In calculating, adjusted incidence rates, we assumed that persons with diarrhea who reported visiting any clinic had similar shigellosis incidence rates as those seen in the study field clinic. This assumption could be erroneous if there was a systematic bias in which persons with shigellosis tended to go to the designated study clinic at different rates than persons with other causes of diarrhea or dysentery. We believe that use of non-study field clinics occurred primarily because the study clinic was open only Monday-through-Friday during daylight hours; thus, we do not think that there would be intrinsic biases in the way we adjusted the incidence rates. We did not adjust the incidence rates based on the proportion of patients who met the case definition and did not provide a stool specimen. This is because a relatively small proportion of patients meeting our diarrhea case definitions provided stool specimen, which would have made further adjustments imprecise, potentially exaggerating the adjusted incidence rates. On the other hand, opting not to make this adjustment likely led to underestimation of incidence rates. In addition, patients with dysentery were more likely to provide a stool sample for culture and sensitivity studies compared to patients presenting with non-bloody diarrhea. This led to a higher adjustment factor among patients with diarrhea (without dysentery), which may over estimate the burden of shigellosis in this category of patients.

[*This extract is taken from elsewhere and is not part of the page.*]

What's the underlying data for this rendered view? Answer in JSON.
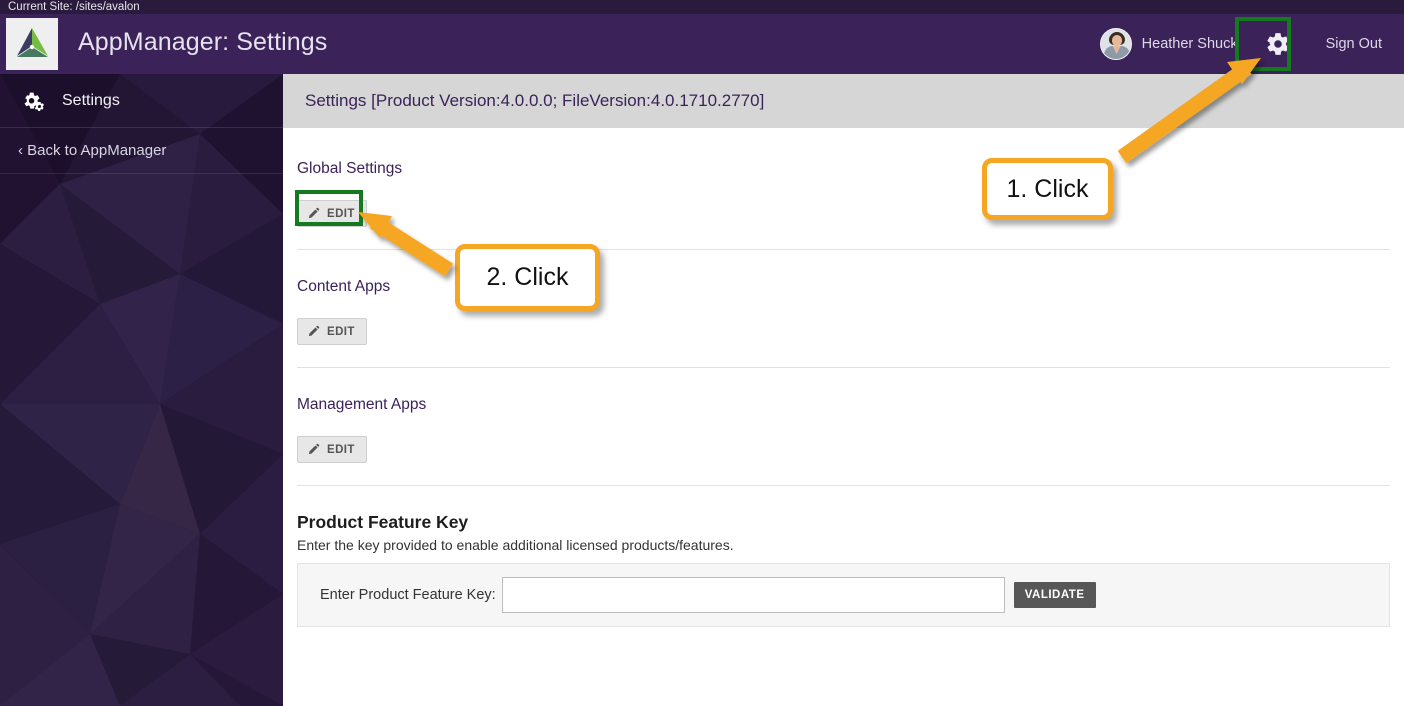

Drinking water, sanitation, and hygiene improvements within the rapidly multiplying and expanding informal settlements in Kenya, and elsewhere in Africa, are needed to reduce the risk of shigellosis and other enteric infections. Health education, including a focus on hand washing with soap, provision of safe drinking water and proper waste disposal are feasible strategies for containing the burden of shigellosis 
. Given the slow progress of improving living conditions in informal settlements, these high incidence rates highlight the need to hasten the development of effective vaccines to control shigellosis in resource-limited settings.